Но... он ничего для себя не ждал. И не желал. Ни любви, никаких прочих, всегда непонятных, совсем нелогичных чувств. Это слишком. На это у него нет сил. И желания. А, главное, зачем? Зачем это все?.. Чтобы потом, в один день узнать, что та, в которую ты влюблен, — пусть мальчишески, пусть пламенно и резко, но все же, — не только никогда не разделяла твоих чувств, но и решилась на самое страшное, на что только может пойти человек?.. Из-за другого. Такого, который не помнит не то, что ее, а самого себя, погребенного, спустя не так уж и много лет, под развалами алкоголя или какого другого дерьма...
Что, это звучит инфантильно? Обидчиво, как у ребенка? Возможно. Да и он, Виттер, к алкоголю пристрастен. Не так, чтобы сильно, потому что теперь он давно знает свою дозу и всегда умеет остановить себя, но... Алкоголь прежде всегда помогал ему снять напряжение. Заглушить внутренний ужас, который ничем иным не развеять. Ибо ужас парализует тебя. И все. Будь ты хоть самый умный, самый успешный, лучший... Перед его лицом, перед лицом той, которую он снова у тебя забрал, ты не можешь сделать ничего.
Ничего!
Ты — беспомощный, жалкий и глупый!
И неважно, сколько тебе, пять или восемнадцать. Ужас парализует тебя, калечит, сжигает душу. Так глубоко и наверняка, что однажды ты вполне сознательно выбираешь позицию невмешательства. Она заползает в тебя, и с каких-то пор уже касается всей твоей жизни. Всех ее сфер. И вот, спустя какой угодно срок, — хоть маленький, хоть большой, — ты обнаруживаешь себя вдруг тем, кто ты теперь есть: очень успешным и даже весьма известным, но... все.
Все!
Ты — не друг никому. И никому никогда им не был. Никому. Ни одной, другой, человеческой душе. Ты умеешь только делать вид. Но влезать по-настоящему в шкуру другого человека, становиться на его место... Э-э, нет. От этого, пожалуйста, уведите! И Келса Виттера увольте.

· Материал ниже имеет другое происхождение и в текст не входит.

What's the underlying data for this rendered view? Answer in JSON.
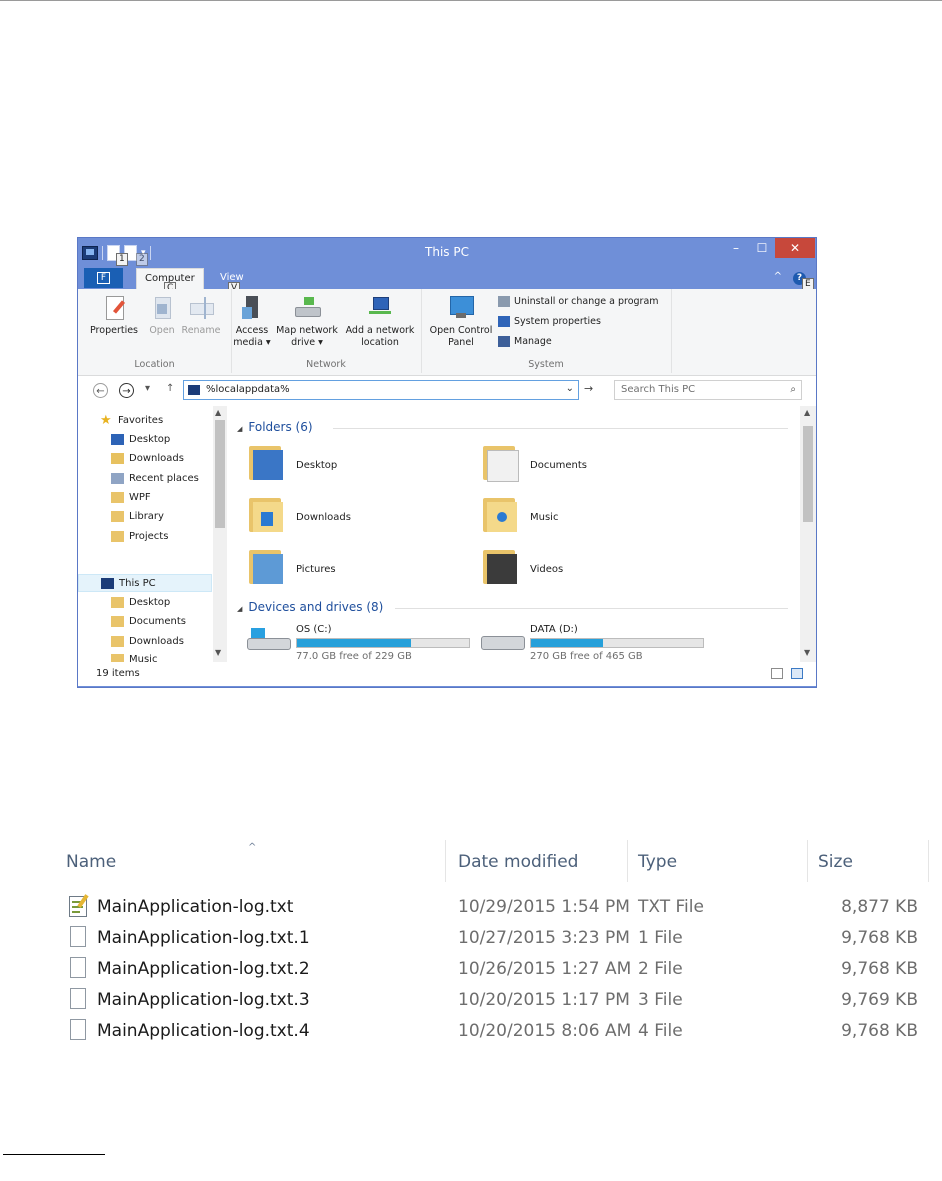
{
  "window": {
    "title": "This PC",
    "min_label": "–",
    "max_label": "☐",
    "close_label": "✕",
    "qat_keytips": [
      "1",
      "2"
    ],
    "qat_down": "▾"
  },
  "tabs": {
    "file": "F",
    "computer": "Computer",
    "computer_keytip": "C",
    "view": "View",
    "view_keytip": "V",
    "help": "?",
    "help_keytip": "E",
    "collapse": "^"
  },
  "ribbon": {
    "location": {
      "label": "Location",
      "properties": "Properties",
      "open": "Open",
      "rename": "Rename"
    },
    "network": {
      "label": "Network",
      "access_media_1": "Access",
      "access_media_2": "media ▾",
      "map_drive_1": "Map network",
      "map_drive_2": "drive ▾",
      "add_location_1": "Add a network",
      "add_location_2": "location"
    },
    "system": {
      "label": "System",
      "control_panel_1": "Open Control",
      "control_panel_2": "Panel",
      "uninstall": "Uninstall or change a program",
      "system_properties": "System properties",
      "manage": "Manage"
    }
  },
  "address": {
    "back": "←",
    "forward": "→",
    "recent": "▾",
    "up": "↑",
    "path": "%localappdata%",
    "dropdown": "⌄",
    "go": "→",
    "search_placeholder": "Search This PC",
    "search_icon": "⌕"
  },
  "nav": {
    "favorites": "Favorites",
    "desktop": "Desktop",
    "downloads": "Downloads",
    "recent": "Recent places",
    "wpf": "WPF",
    "library": "Library",
    "projects": "Projects",
    "this_pc": "This PC",
    "pc_desktop": "Desktop",
    "pc_documents": "Documents",
    "pc_downloads": "Downloads",
    "pc_music": "Music"
  },
  "content": {
    "folders_header": "Folders (6)",
    "folders": [
      "Desktop",
      "Documents",
      "Downloads",
      "Music",
      "Pictures",
      "Videos"
    ],
    "devices_header": "Devices and drives (8)",
    "drives": [
      {
        "name": "OS (C:)",
        "free": "77.0 GB free of 229 GB",
        "used_fraction": 0.66
      },
      {
        "name": "DATA (D:)",
        "free": "270 GB free of 465 GB",
        "used_fraction": 0.42
      }
    ]
  },
  "status": {
    "items": "19 items"
  },
  "filelist": {
    "headers": {
      "name": "Name",
      "date": "Date modified",
      "type": "Type",
      "size": "Size"
    },
    "sort_arrow": "^",
    "rows": [
      {
        "name": "MainApplication-log.txt",
        "date": "10/29/2015 1:54 PM",
        "type": "TXT File",
        "size": "8,877 KB",
        "icon": "text-file-icon"
      },
      {
        "name": "MainApplication-log.txt.1",
        "date": "10/27/2015 3:23 PM",
        "type": "1 File",
        "size": "9,768 KB",
        "icon": "blank-file-icon"
      },
      {
        "name": "MainApplication-log.txt.2",
        "date": "10/26/2015 1:27 AM",
        "type": "2 File",
        "size": "9,768 KB",
        "icon": "blank-file-icon"
      },
      {
        "name": "MainApplication-log.txt.3",
        "date": "10/20/2015 1:17 PM",
        "type": "3 File",
        "size": "9,769 KB",
        "icon": "blank-file-icon"
      },
      {
        "name": "MainApplication-log.txt.4",
        "date": "10/20/2015 8:06 AM",
        "type": "4 File",
        "size": "9,768 KB",
        "icon": "blank-file-icon"
      }
    ]
  }
}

«Может, потому ты — такой успешный? Глянцевый, гаденький адвокат?», — спрашиваешь ты себя в приступе душевной честности, за бутылкой бурбона или водки, которую пьешь уже даже и без компании? Все от той же сентиментальной, бережной заботы о себе: ах, как бы кто не увидел!.. Не увидел того, что то ты — раненный. Безумно и наглухо раненный. И все твои успехи на поприще адвоката — пшик! Эффектная, но пустая вспышка, происходящая единственно от того (какой занимательный перевертыш, не правда ли? А ты — очень умный, начитанный, образованный... О, да, кто, как не ты, способен в полную меру оценить всю глубину и извращение этого перевертыша), что ты всегда остаешься на поверхности. И никогда, никогда не спускаешься вниз. «Как бы чего не вышло!», — мертвея от внутреннего, захватившего тебя раз и навсегда ужаса, говоришь себе ты. И на глубину не идешь. Малодушно боишься.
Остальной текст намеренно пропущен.